È partito questa mattina all’alba un blitz dei carabinieri del Ros di Aosta, coordinati dalla direzione distrettuale antimafia della procura di Torino, contro diversi affiliati del clan Nirta-Scalzone, originaria di San Luca, considerata una delle ‘ndrine più potenti d’Italia.

I fratelli Giuseppe, Antonio, Francesco, Sebastiano e Domenico della famiglia di San Luca sono arrivati da tempo in Piemonte e Valle d’Aosta, dove si erano infiltrati nel tessuto economico-imprenditoriale creando un’associazione per il narcotraffico, che operava tra la Spagna e l’Italia.

I carabinieri del Gruppo Aosta e del Ros hanno arrestato 16 persone in Valle d’Aosta, area metropolitana di Torino e San Luca in Calabria nell’ambito di un’inchiesta sull’‘ndrangheta operante in Valle d’Aosta e riconducibile, a componenti della famiglia Nirta-Scalzone di San Luca in provincia di Reggio Calabria con collegamenti in Piemonte e in Calabria.

Le indagini hanno ricostruito uno scenario di pervasiva infiltrazione mafiosa nel tessuto economico-imprenditoriale a partire dal 2014. Il sodalizio era anche coinvolto nell’importazione di ingenti partite di cocaina tra Spagna, Calabria e Piemonte.
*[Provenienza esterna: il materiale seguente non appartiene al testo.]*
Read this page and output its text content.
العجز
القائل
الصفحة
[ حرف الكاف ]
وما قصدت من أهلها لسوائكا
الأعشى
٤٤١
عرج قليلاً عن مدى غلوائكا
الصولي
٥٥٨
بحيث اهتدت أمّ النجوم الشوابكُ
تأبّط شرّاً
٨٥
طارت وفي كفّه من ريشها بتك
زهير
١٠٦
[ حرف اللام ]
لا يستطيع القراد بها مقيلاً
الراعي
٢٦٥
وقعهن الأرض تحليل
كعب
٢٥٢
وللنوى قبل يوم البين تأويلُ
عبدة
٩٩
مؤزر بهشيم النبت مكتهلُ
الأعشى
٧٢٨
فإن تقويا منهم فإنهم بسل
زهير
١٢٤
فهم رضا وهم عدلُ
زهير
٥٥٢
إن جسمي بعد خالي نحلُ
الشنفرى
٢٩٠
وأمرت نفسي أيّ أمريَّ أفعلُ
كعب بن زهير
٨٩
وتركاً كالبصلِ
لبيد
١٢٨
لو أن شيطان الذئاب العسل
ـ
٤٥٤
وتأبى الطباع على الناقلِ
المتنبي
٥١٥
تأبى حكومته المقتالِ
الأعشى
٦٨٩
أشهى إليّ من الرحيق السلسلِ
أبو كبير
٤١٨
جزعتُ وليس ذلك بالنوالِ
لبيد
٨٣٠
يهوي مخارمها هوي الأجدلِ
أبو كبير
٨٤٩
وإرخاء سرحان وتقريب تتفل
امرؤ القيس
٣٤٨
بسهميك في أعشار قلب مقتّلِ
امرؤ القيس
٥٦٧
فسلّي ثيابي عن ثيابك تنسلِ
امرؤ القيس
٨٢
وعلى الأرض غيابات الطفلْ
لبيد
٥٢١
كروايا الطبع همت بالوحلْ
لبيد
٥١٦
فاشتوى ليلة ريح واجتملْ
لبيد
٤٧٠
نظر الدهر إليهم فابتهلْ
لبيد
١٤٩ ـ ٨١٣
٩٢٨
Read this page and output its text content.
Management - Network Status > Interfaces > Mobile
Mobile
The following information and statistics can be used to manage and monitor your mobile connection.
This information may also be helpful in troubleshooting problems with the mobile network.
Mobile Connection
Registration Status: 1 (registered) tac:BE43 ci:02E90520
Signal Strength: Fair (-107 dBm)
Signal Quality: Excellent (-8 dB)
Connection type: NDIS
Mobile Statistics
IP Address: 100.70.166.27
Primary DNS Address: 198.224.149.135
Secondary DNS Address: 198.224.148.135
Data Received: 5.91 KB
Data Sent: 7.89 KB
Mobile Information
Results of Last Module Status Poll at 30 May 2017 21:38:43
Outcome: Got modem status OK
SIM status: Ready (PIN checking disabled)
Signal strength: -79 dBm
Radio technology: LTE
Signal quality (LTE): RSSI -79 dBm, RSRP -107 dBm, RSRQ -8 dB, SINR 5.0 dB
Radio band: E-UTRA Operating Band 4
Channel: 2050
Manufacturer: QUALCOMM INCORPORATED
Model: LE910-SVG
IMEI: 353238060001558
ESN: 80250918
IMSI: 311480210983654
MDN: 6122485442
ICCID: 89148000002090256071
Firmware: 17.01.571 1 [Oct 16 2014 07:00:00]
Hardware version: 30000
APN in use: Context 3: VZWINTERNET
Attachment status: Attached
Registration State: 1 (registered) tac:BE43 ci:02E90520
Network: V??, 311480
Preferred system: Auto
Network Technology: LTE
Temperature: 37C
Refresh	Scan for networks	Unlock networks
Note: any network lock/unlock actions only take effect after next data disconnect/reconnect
Nell’ambito dell’operazione i carabinieri hanno arrestato anche il consigliere regionale Marco Sorbara, eletto nelle fila dell’Union Valdotain,  Monica Carcea, assessore comunale di Saint-Pierre e Nicola Prettico, consigliere comunale di Aosta e dipendente del Casinò di St-Vincent.

Arrestato anche l’avvocato Carlo Maria Romeo di Torino,  uno dei penalisti che ha partecipato alla difesa degli imputati del maxi processo Minotauro,  accusato di aver procurato vantaggi ad un esponente della locale di ‘ndrangheta attiva ad Aosta,  in concorso di favoreggiamento, estorsione e falsità ideologica commessa da pubblico ufficiale.

Il Consiglio regionale della Valle d’Aosta, dopo la notizia dell’arresto di Sorbara, ha sospeso i lavori in attesa di ulteriori notizie.

Tra gli arrestati anche Tonino Raso, titolare di una pizzeria-ristorante considerato dagli inquirenti promotore e organizzatore della locale di Aosta.